2.Davacı-davalı erkek tarafından açılan anlaşmalı boşanma davasında, tarafların boşanmanın fer'îlerinde anlaşamamaları üzerine, Mahkemenin 13.07.2020 tarihli duruşmasında davacı-davalı erkeğe, çekişmeli boşanmaya özgü dava dilekçesi sunması, aksi halde davanın reddine karar verileceği ihtaratı ile iki haftalık kesin süre verildiği, davalı-davacı kadının karşı dava dilekçesinin ise davacı-davalı erkek vekiline 12.08.2020 tarihinde bizzat tebliğ edildiği, davacı-davalı erkek vekili tarafından 08.09.2020 tarihinde çekişmeli boşanma dava ve karşı davaya cevap dilekçesi verildiği, Mahkemenin verdiği süre ile karşı davaya cevap süresinin son günü, adli tatil süresi içine denk geldiğinden sürenin adli tatilin sona erdiği tarihten itibaren bir hafta uzamış sayılacağı, HGK kararına göre, çekişmeli dava dilekçesi ve karşı davaya cevap süresinin adli yılın başladığı 01.09.2020 tarihinden itibaren bir hafta uzayacağı ve bu durumda sürelerin son gününün 08.09.2020 tarihi olduğu, buna göre davacı-davalı erkek vekilinin 08.09.2020 tarihinde verdiği çekişmeli dava ve karşı davaya cevap dilekçesinin süresinde olduğunun kabulü gerekmektedir.

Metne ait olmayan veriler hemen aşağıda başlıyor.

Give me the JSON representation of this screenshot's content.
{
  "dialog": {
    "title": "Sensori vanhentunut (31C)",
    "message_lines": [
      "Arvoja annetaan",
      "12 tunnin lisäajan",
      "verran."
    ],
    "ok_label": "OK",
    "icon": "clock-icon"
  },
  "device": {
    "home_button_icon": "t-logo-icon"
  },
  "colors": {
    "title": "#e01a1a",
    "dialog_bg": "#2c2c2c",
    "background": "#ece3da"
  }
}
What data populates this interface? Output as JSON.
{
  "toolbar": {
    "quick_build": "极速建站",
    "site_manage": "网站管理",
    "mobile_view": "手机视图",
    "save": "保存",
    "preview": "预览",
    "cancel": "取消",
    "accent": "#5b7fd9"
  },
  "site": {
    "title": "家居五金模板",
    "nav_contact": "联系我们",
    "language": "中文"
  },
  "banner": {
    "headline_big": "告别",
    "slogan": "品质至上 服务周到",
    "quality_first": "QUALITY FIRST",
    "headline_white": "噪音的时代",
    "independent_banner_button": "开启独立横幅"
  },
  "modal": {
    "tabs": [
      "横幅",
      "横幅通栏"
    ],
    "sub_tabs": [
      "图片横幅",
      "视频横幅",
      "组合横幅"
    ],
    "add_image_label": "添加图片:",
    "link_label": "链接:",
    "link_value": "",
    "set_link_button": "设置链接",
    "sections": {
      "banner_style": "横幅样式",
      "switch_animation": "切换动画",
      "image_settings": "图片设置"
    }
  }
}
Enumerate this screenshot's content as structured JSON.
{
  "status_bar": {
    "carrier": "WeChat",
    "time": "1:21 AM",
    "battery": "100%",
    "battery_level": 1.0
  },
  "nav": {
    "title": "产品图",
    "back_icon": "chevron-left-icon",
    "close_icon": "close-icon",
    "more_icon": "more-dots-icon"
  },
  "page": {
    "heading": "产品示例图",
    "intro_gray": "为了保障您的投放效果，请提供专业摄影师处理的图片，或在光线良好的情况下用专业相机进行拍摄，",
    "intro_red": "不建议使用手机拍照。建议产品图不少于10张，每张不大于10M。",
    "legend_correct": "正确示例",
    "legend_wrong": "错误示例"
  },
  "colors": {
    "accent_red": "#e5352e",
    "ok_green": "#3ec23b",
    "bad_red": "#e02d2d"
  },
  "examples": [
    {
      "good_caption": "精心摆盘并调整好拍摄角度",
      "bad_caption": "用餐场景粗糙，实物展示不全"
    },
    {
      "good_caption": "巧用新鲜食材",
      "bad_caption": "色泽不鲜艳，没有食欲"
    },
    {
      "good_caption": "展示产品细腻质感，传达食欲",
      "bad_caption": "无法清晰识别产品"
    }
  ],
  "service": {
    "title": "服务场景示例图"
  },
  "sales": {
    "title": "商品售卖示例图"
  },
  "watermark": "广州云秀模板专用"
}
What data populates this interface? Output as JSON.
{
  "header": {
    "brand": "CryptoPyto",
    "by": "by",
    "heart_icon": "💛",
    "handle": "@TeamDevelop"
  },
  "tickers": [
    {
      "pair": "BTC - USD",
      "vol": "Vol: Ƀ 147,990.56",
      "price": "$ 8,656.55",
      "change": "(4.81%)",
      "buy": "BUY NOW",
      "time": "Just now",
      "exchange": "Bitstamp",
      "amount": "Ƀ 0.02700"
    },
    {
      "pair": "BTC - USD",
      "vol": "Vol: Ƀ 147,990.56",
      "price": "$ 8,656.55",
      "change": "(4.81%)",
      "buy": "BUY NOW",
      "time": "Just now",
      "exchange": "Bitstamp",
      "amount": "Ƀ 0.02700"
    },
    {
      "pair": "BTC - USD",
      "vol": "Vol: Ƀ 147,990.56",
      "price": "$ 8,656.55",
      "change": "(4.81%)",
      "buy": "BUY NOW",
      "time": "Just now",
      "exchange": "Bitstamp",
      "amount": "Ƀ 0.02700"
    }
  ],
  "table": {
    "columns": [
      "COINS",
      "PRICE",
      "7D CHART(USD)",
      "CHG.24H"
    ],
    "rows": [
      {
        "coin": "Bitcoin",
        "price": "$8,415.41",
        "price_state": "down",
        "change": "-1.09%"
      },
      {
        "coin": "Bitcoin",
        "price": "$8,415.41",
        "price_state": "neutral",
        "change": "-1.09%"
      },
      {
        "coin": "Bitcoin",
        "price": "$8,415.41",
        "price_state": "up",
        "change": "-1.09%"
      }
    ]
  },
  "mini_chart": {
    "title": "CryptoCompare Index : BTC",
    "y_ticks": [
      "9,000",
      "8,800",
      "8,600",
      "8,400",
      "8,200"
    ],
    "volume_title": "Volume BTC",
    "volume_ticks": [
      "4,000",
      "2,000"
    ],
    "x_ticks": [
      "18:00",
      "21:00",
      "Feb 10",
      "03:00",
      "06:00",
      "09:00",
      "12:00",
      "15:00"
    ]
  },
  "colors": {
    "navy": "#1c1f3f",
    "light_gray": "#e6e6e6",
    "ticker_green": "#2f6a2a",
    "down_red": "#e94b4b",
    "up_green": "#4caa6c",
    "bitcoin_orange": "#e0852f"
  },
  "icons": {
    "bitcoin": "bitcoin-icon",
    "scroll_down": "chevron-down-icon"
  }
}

Hal böyle olunca, Mahkemece davacı-davalı erkeğin çekişmeli dava ve karşı davaya cevap dilekçesinin süresinde olduğu dikkate alınarak dilekçeler aşamasının tamamlanması, tüm delillerin toplanarak yapılacak yargılama ile oluşacak sonuca göre karar verilmesi gerekirken, yazılı şekilde karar verilmesi ... görülmemiş ve hükmün bozulmasına karar verilmesi gerekmiştir.
VI. KARAR
Açıklanan sebeplerle;
Temyiz olunan, İlk Derece Mahkemesi kararına karşı istinaf başvurusunun esastan reddine ilişkin Bölge Adliye Mahkemesi kararının ORTADAN KALDIRILMASINA,
İlk Derece Mahkemesi kararının BOZULMASINA,
Bozma nedenine göre, asıl ve karşı dava yönünden yeniden hüküm kurulması gerektiğinden sair temyiz itirazlarının incelenmesine YER OLMADIĞINA,
Peşin alınan harcın istek halinde yatırana iadesine,
Dosyanın İlk Derece Mahkemesine, kararın bir örneğinin Bölge Adliye Mahkemesine gönderilmesine,
17.05.2023 tarihinde oy birliğiyle karar verildi.